From Death Valley, I traveled to Trona Pinnacles in the high desert of California. Driving over a few more mountain passes, past Joshua Trees, and volcanic deposits, you drop into the Searles Lake bed. Venturing off pavement for 10 miles into Bureau of Land Management land, you can camp and explore to your liking. The pinnacles are nothing like I have ever seen. You feel like you are in another world, a vast open space alone. Covering almost 3800 acres with 500 tufa spires, it is breathtaking. I made camp and set up for the night. I had one goal in Trona: startrails. I wanted to feature a group of spires and let the rotation of the earth do the rest. I set up my Three Legged Thing Billy Tripod, connected the EOS R with the 50mm 1.2L and waited for darkness. I could have opted for the ultra-wide, but I wanted a tighter view. With the wind blowing between 15-20 MPH I was worried about shake, but the Billy was rocksolid. I was only able to spend one night in Trona Pinnacles, but it was worth it. Unfortunately I had to leave before sunrise, that is something I will not miss the next time.
From Trona Pinnacles, I drove the 200 miles to Sequoia National Park. You leave the desert slowly gaining elevation, passing mountains, rolling hills, pasture, and orchards. Most people think of California as being only beach and city. They forget that it is a massive state, with some of the prettiest countryside I have ever seen. You can leave the desert, and be in Los Angeles, or 8000 feet up standing in a grove covered in snow with the largest trees on earth. The California you experience is up to you, it's all pretty great!
Sequoia National Park covers over 400,000 acres and includes the highest peak in the Continental US. It contains five of the ten largest trees on earth including the largest. General Sherman stands at an impressive 275 feet tall and 102 feet around, its massive. However it is not the tallest tree in the world, that title goes to Hyperion a California Red Wood that is over 100 feet taller. In February the High Sierras experience regular snow, and lots of it.

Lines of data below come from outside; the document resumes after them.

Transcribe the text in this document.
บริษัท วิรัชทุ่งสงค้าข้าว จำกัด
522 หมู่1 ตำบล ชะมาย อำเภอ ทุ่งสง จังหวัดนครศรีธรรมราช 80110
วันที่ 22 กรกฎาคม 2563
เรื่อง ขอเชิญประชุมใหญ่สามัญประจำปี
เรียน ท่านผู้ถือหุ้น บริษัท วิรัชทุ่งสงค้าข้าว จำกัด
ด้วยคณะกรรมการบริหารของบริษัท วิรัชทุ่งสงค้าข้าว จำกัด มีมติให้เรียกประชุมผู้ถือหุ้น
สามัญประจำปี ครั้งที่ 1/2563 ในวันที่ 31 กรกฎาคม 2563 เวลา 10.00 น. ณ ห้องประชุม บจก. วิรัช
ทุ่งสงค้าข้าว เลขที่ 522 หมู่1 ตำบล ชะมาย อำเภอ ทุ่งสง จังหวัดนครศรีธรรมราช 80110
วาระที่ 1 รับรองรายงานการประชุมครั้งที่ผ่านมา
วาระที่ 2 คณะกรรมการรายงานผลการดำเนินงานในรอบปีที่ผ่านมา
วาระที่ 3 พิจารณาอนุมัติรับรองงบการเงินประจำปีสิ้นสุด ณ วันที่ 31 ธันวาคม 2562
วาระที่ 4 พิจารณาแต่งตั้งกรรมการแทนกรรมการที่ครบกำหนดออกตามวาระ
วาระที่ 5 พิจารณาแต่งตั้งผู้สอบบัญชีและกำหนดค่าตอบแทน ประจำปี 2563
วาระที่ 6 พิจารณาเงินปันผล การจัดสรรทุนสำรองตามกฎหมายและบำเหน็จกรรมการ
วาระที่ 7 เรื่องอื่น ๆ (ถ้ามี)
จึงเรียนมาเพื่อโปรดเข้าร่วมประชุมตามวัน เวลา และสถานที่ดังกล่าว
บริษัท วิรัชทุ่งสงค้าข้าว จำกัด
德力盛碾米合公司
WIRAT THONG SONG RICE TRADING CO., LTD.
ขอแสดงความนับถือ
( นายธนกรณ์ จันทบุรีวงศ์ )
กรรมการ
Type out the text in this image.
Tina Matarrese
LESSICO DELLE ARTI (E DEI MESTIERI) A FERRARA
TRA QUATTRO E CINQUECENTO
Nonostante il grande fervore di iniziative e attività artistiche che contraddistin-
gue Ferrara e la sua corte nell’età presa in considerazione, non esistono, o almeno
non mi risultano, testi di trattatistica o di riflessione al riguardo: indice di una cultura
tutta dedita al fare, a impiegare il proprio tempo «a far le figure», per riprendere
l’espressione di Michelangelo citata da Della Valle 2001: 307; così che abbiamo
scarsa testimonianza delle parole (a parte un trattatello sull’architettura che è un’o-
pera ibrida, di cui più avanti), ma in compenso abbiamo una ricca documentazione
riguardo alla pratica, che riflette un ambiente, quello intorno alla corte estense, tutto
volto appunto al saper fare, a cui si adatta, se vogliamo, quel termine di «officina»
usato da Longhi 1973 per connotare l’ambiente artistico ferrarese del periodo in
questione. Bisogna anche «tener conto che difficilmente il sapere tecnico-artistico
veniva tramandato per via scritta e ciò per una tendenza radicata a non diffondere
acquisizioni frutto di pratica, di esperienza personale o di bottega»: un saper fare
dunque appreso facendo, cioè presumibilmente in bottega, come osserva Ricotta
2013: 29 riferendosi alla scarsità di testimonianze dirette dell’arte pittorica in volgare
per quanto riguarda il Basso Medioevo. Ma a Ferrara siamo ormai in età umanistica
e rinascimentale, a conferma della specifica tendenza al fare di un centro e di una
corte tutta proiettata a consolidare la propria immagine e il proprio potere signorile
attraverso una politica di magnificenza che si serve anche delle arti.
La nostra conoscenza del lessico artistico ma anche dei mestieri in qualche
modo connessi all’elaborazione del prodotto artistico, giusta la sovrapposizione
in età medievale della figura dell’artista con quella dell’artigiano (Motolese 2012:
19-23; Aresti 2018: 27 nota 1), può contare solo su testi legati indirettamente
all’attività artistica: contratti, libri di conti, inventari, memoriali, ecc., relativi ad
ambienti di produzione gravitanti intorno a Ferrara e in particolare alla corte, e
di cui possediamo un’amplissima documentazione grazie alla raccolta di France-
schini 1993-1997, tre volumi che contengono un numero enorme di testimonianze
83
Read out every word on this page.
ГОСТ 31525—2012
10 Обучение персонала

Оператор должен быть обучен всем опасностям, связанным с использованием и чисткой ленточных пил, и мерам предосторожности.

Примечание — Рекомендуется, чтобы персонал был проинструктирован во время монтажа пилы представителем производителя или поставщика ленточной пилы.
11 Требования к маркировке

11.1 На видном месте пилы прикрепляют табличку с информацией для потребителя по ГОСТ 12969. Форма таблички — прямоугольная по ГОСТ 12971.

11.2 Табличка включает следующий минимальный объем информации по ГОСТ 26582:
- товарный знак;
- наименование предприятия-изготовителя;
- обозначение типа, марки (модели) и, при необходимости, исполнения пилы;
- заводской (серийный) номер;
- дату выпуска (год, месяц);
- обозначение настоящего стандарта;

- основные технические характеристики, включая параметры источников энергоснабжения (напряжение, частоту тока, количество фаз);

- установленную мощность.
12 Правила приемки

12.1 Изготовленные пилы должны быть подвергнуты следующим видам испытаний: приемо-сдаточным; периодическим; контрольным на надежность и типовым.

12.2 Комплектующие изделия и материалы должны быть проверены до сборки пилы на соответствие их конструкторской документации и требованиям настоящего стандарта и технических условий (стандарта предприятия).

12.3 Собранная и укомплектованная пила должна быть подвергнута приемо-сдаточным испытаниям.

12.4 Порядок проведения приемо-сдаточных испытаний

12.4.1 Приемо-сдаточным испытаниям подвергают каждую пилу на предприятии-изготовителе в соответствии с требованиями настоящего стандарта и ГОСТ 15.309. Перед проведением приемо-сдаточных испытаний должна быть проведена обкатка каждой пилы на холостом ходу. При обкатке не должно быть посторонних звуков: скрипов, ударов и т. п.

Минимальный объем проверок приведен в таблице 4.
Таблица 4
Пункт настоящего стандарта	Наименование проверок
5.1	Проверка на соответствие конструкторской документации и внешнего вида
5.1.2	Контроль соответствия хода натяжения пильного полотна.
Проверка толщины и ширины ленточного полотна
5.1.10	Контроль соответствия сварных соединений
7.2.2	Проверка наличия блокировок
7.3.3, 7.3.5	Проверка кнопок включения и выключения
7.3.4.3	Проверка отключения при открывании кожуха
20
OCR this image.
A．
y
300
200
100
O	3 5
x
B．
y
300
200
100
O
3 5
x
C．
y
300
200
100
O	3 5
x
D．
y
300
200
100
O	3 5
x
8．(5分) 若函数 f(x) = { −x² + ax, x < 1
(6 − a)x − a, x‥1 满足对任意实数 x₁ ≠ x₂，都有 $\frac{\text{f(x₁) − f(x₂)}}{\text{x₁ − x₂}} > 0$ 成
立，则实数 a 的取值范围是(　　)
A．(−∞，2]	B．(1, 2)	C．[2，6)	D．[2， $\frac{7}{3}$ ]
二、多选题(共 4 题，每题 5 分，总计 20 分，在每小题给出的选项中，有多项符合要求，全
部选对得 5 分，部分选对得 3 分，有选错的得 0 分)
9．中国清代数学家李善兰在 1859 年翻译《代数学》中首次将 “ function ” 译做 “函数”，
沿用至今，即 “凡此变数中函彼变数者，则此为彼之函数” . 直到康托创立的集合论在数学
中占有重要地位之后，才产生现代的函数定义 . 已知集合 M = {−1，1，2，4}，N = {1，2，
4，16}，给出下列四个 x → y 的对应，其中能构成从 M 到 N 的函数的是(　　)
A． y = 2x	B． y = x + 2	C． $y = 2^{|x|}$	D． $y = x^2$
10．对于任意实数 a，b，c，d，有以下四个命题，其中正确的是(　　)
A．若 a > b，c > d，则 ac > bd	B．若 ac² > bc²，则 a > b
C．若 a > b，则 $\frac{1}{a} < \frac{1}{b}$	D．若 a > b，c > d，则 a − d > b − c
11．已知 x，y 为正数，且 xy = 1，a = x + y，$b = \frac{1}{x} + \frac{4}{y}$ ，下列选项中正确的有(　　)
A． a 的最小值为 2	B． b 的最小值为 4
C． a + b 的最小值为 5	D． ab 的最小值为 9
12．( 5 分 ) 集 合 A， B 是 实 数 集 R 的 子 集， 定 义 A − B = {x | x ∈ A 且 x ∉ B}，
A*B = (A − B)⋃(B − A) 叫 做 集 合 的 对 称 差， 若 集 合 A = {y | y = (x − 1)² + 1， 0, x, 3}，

You are required to have snow chains and use them when needed. From Three Rivers California, you gain 6000 feet of elevation to get to the Sequoia Groves. During my visit it snowed, but that did not stop me, with the EOS R, I felt confident. With temps in the low 20s with snow, I was still able to get the shots I wanted. The camera, 16-35mm, and 50mm performed flawlessly. I would regularly have to brush the snow off, but it worked perfectly all day. It was an experience I will never forget.
Looking back I made the right choice in gear for this trip. I had all my focal lengths covered except for long telephoto, but with the modern megapixel count so high, you can crop if needed. The EOS R paired with these lenses provided a smaller system with professional image quality. I look forward to traveling more with it in the future.